The matter is remanded to the jurisdictional State Tax Officer. He shall pass a fresh order after affording an opportunity of hearing to the petitioner an in accordance with law within a period of 12 weeks from the date of receipt of certified copy of this order. Rule is made absolute accordingly with no orders as to costs.
Comments: It appears that SCN was issued on 22/11/2024 and personal hearing was proposed on 31/12/2024, 08/01/2025 and on 17/01/2025. Since no reply was received till 05/02/2025, the adjudication order was passed on 05/02/2025.
Issues: The officer is well aware that this order is liable to be quashed at a later date as this is against the principles of natural justice as it violates section 75 (4) very clearly. A reasoned officer would never pass this order as he had an opportunity to communicate the SCN to the taxpayer not by simply uploading in portal as he was not prevented from sending speed post or RPAD. The officer also failed in other front when he was in a hurry to pass the order on 05/02/2025 itself, as orders passed only on or after 21/02/2025 could sustain, in view of the fact that SCN is dated 21/11/2024. Above all, there are at least 100 verdicts by High Courts on 75(4) violation and the officer is just not bothered about this aspect at all.
Case 3: The Rajasthan High Court (Division Bench) on 07/01/2026 in the matter of M/s. M.R. Traders Versus The Union Of India, Through Secretary, Ministry Of Finance, Department Of Revenue, New Delhi, The GST Council, The Superintendent CGST Range, XIII Circle Nagaur, The Additional Commissioner (Appeals) Central Goods And Service Tax, Jodhpur - 2026 (2) TMI 99 - RAJASTHAN HIGH COURT ruled as below:
15. It is stated in the affidavit that it was due to the lack of communication and proper advisory on the part of the counsel/consultant accountant that the petitioner was deprived of taking timely steps to file the appeal within the prescribed period of limitation.
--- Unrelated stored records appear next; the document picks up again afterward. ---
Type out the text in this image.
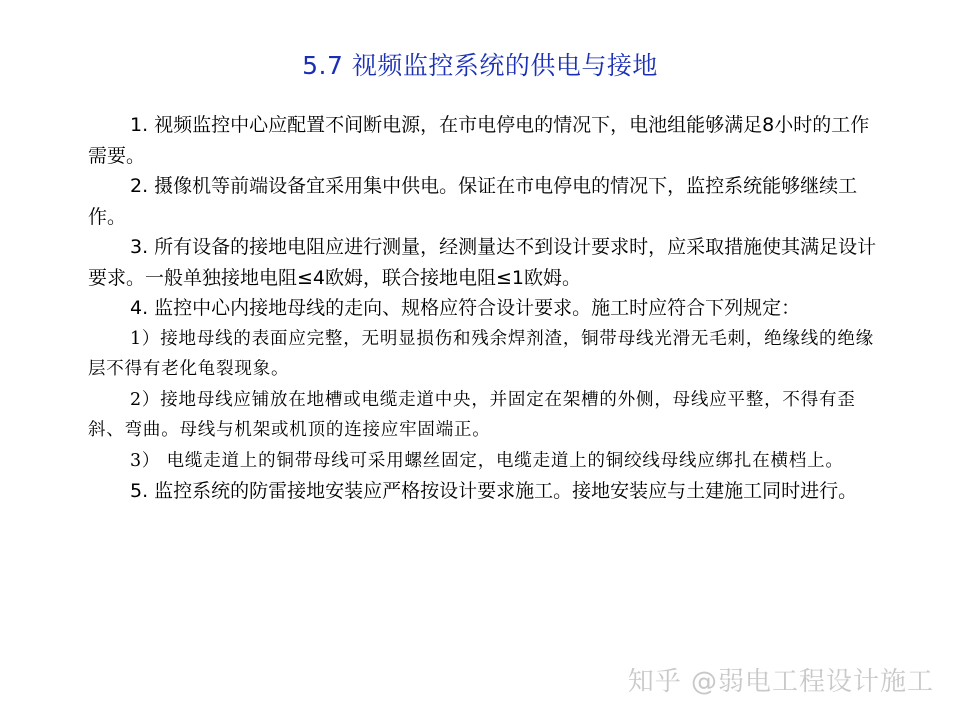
5.7 视频监控系统的供电与接地

1. 视频监控中心应配置不间断电源，在市电停电的情况下，电池组能够满足8小时的工作需要。

2. 摄像机等前端设备宜采用集中供电。保证在市电停电的情况下，监控系统能够继续工作。

3. 所有设备的接地电阻应进行测量，经测量达不到设计要求时，应采取措施使其满足设计要求。一般单独接地电阻≤4欧姆，联合接地电阻≤1欧姆。

4. 监控中心内接地母线的走向、规格应符合设计要求。施工时应符合下列规定：

1）接地母线的表面应完整，无明显损伤和残余焊剂渣，铜带母线光滑无毛刺，绝缘线的绝缘层不得有老化龟裂现象。

2）接地母线应铺放在地槽或电缆走道中央，并固定在架槽的外侧，母线应平整，不得有歪斜、弯曲。母线与机架或机顶的连接应牢固端正。

3） 电缆走道上的铜带母线可采用螺丝固定，电缆走道上的铜绞线母线应绑扎在横档上。

5. 监控系统的防雷接地安装应严格按设计要求施工。接地安装应与土建施工同时进行。

知乎 @弱电工程设计施工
Merely, because an objection was taken by the respondents that the affidavit of the petitioner is not accompanied by supporting affidavit of his consultant accountant/counsel, an act beyond the control of the petitioner, due to change of his counsel by him, the stand taken by petitioner cannot be given a short shrift.
16. Taking a wholesome view, the writ petition is allowed. Impugned appellate order dated 11.10.2024 is set aside. Delay of 160 in filing of the appeal is condoned in exercise of jurisdiction under Article 226 of the constitution of India. The appeal is remanded to the appellate authority for adjudication on merits in accordance with law.
My comments: Apparently it may look as a condonation of delay case whereas the division bench has rightly analysed the facts of this case in depth by doing root cause analysis of the facts of this case and concluded as above. It is a reasoned order passed by division bench after considering various judicial pronouncements in appropriate manner and arrived at the correct conclusion.
The above case law also shall be a guiding factor to all taxpayers as well as tax professionals when they approach GSTAT on condonation of delay matters.
Before parting: Let us continue to examine all verdicts where OIO or OIA are set aside or quashed in a critical manner in coming days.